First Call has compiled a list of 21 recommendations for the provincial and federal governments to combat child poverty. It’s an expensive list — most of the recommendations require increased expenditures — but failure to tackle this problem effectively would be far more costly.
According to the 2017 Child Poverty Report Card issued by First Call — the B.C. Child and Youth Advocacy Coalition, one in five children in the province are living in poverty. It’s one of the highest child-poverty rates in the country, a dismal record B.C. has held for more than a decade.
It’s not about where B.C. stands in relation to other provinces, it’s about 153,000 children living in poverty, whose futures are dim, whose opportunities are scant, many of whom will be doomed to a lifetime of poverty unless something can be done to break the cycle.

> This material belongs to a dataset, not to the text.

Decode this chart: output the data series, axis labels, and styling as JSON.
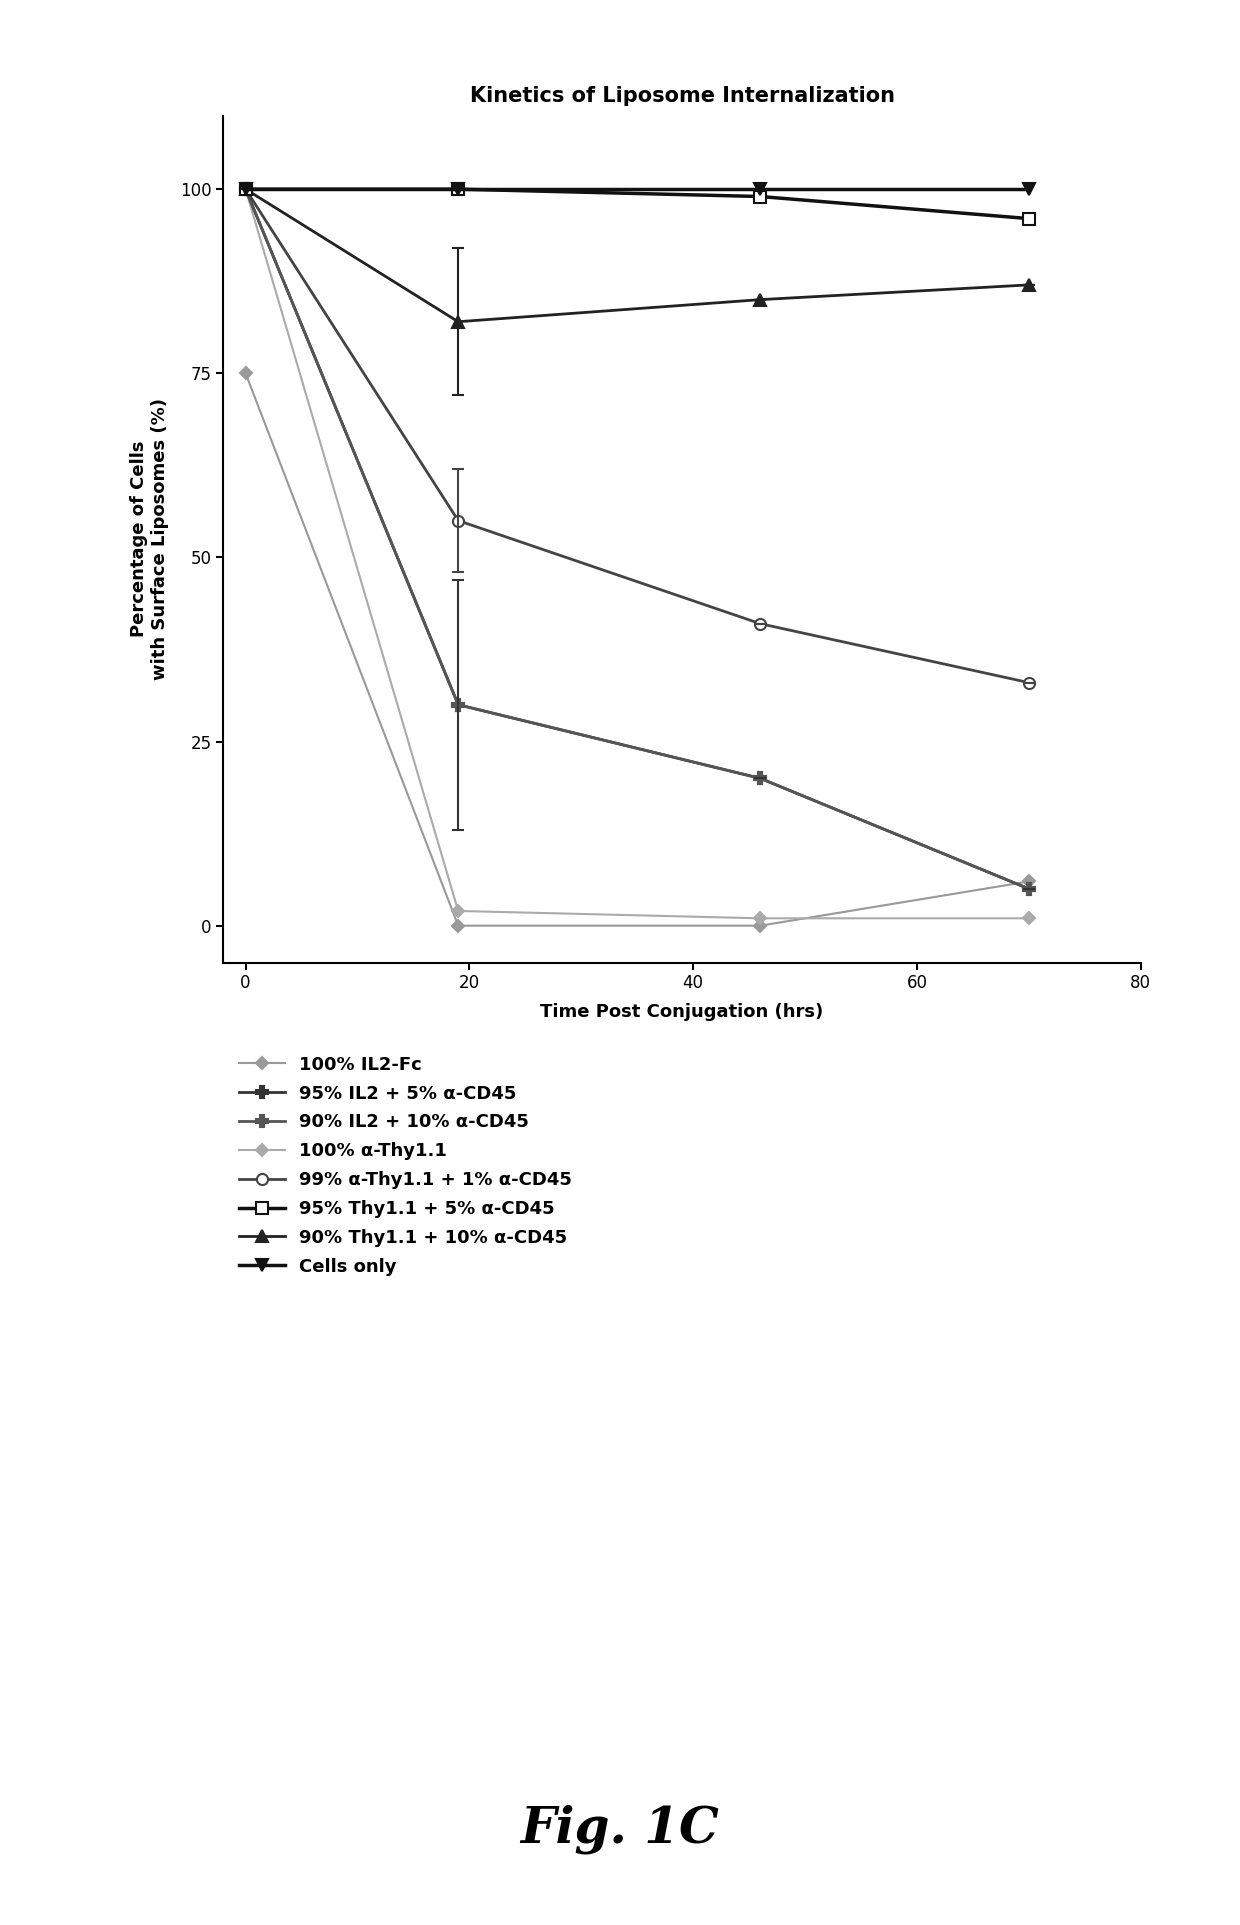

Poverty isn’t just a matter of going hungry today — it closes doors on tomorrow. As much as we might relish Horatio Alger-type stories of poor children rising out of poverty to achieve success, such stories are more the exception than the rule.

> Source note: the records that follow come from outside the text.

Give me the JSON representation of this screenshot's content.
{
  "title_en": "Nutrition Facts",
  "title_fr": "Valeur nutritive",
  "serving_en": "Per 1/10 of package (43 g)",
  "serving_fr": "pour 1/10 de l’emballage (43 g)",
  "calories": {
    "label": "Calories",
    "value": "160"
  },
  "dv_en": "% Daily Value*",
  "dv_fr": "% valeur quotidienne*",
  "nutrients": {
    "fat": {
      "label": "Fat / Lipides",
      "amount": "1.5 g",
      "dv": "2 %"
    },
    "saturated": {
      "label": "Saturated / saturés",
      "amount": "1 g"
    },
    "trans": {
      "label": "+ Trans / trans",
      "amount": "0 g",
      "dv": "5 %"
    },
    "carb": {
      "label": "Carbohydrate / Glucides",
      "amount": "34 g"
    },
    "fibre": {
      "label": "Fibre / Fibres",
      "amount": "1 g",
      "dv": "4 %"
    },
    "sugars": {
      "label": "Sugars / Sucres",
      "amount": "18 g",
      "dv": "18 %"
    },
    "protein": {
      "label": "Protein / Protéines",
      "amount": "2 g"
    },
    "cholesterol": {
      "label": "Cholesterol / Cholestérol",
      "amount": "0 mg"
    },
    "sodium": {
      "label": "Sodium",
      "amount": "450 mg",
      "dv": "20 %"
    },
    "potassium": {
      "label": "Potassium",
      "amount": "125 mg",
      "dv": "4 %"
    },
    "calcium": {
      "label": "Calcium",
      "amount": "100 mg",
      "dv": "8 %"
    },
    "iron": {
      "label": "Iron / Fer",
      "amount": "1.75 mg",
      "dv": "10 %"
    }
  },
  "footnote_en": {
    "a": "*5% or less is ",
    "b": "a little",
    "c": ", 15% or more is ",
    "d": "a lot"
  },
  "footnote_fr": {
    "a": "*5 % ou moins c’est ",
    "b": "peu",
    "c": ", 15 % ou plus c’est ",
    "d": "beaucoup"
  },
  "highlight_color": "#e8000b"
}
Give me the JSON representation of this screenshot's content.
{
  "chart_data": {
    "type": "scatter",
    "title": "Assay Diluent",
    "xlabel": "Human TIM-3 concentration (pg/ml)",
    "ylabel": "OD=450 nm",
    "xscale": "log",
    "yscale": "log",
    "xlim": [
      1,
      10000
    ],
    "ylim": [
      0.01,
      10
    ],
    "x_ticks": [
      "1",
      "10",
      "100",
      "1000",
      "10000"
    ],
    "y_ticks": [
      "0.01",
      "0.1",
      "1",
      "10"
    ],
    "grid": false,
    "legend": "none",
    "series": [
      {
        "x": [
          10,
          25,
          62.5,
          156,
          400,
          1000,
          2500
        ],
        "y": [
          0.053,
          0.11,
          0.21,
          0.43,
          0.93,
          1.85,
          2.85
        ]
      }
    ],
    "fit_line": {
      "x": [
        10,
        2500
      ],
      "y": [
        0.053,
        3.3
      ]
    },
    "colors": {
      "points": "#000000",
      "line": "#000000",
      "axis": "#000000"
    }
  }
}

Research consistently shows that poverty is linked to poor physical and mental health, domestic violence, higher crime rates and lower educational and career achievements. We like to believe we are an egalitarian society, but a child living in poverty is not on equal footing with a child who has a comfortable home, enough to eat, decent health care and the opportunity for a good education.

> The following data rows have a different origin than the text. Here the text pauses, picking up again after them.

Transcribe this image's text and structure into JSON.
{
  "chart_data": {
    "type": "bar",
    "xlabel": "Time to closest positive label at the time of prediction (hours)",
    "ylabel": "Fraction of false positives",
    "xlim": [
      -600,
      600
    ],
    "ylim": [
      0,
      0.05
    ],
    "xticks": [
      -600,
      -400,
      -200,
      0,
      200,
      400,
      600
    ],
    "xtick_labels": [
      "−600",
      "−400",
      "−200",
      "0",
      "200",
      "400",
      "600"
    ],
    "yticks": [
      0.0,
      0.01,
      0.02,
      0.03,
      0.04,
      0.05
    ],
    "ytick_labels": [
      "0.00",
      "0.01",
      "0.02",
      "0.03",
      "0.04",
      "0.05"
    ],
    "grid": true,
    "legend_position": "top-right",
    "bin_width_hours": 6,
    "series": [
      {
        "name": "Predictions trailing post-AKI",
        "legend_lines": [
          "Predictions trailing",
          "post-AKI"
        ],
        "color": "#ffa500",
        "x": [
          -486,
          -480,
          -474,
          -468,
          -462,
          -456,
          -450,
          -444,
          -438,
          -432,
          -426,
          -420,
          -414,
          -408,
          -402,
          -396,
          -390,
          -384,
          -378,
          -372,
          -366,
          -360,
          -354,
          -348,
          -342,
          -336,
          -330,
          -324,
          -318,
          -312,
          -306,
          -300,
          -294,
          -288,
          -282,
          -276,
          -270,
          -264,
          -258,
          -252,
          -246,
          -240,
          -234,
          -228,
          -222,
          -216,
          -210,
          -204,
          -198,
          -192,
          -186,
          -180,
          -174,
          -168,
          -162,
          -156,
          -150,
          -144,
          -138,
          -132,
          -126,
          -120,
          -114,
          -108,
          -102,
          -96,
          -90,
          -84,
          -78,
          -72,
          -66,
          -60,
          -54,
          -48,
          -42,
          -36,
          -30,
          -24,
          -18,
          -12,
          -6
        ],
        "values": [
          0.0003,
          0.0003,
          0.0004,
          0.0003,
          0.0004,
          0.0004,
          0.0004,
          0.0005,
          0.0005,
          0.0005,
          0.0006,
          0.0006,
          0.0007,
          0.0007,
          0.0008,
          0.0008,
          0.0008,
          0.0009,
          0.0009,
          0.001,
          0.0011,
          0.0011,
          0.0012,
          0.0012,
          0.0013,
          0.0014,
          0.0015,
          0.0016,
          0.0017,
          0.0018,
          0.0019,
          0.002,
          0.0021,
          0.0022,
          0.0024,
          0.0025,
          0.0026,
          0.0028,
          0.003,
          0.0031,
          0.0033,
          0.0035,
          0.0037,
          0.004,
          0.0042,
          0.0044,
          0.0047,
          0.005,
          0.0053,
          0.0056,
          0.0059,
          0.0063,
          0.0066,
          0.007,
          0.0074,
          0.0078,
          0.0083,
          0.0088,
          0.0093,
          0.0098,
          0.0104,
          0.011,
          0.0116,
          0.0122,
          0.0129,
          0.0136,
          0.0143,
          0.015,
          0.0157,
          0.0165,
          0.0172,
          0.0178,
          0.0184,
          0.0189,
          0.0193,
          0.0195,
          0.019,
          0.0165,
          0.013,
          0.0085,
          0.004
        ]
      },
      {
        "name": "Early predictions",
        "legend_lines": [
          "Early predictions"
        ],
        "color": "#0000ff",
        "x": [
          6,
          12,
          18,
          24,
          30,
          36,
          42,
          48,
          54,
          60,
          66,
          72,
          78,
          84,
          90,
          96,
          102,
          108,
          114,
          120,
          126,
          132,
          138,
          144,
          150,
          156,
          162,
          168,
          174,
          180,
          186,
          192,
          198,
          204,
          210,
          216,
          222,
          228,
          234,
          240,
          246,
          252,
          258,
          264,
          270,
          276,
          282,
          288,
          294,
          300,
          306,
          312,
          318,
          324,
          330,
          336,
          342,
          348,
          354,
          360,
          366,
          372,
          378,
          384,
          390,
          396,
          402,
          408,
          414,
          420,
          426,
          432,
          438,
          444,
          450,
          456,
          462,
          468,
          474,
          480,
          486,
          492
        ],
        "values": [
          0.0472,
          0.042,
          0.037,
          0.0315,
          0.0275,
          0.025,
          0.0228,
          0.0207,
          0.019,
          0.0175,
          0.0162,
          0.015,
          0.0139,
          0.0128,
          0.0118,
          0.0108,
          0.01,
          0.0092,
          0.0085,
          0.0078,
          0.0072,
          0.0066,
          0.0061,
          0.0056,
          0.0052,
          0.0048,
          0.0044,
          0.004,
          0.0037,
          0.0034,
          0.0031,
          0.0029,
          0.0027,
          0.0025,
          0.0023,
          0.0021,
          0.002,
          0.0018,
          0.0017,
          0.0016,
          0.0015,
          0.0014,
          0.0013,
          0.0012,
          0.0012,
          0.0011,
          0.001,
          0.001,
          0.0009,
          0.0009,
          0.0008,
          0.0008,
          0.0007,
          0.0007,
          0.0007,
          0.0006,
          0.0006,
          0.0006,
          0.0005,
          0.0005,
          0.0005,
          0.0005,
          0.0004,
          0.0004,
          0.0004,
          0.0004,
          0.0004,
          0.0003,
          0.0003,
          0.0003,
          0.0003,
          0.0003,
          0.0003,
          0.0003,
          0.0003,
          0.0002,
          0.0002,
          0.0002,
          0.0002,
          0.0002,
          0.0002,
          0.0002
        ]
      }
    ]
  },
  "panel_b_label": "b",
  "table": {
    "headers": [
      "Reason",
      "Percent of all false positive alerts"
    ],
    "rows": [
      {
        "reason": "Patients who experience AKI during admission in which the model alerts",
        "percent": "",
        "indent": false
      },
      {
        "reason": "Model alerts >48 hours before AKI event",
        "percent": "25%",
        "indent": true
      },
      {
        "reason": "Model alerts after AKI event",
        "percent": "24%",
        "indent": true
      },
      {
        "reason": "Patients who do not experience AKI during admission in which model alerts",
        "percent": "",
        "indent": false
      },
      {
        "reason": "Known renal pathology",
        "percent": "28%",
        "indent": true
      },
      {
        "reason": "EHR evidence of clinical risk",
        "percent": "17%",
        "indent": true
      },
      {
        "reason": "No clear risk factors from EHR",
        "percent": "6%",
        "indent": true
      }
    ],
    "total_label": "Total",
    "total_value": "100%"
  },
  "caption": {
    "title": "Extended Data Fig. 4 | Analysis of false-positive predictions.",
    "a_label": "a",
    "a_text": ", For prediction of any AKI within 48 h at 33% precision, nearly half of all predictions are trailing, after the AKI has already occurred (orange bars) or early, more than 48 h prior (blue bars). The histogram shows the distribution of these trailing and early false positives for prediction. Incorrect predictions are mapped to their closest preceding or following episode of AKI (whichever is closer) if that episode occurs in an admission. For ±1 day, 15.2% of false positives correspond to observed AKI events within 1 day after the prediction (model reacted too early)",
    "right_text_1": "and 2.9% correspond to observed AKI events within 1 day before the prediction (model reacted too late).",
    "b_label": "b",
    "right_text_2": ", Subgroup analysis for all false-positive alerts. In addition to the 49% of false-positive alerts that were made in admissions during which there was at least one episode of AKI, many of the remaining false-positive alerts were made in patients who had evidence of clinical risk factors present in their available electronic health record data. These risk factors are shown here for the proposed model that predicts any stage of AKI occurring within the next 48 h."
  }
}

Helping people climb out of poverty will pay dividends; they become contributors to society, rather than enduring a lifetime of drawing on public resources.
And the time to offer that help is now. “It is easier to build strong children than it is to repair broken men,” said U.S. abolitionist Frederick Douglass.
The former B.C. Liberal government consistently balked at forming a child-poverty strategy, giving priority to economic matters on the premise that a strong economy with good employment opportunities is the best way to combat poverty. A healthy economy is a worthy goal, but that in itself will not banish poverty. Some like to say a rising tide lifts all boats, but when the tide is risen, the yachts are still yachts and the leaky little skiffs are still leaky little skiffs.
B.C.’s NDP government is in the process of forming a child-poverty strategy, and that’s commendable. But it needs to be more than talk.
And while more funding will be necessary, money alone isn’t the answer. Resources need to be intelligently used; action needs to follow plans.
Fighting child poverty is a complex challenge, requiring co-operation among multiple ministries and agencies. A plan won’t magically make poverty disappear, but it’s a necessary step in moving toward that goal.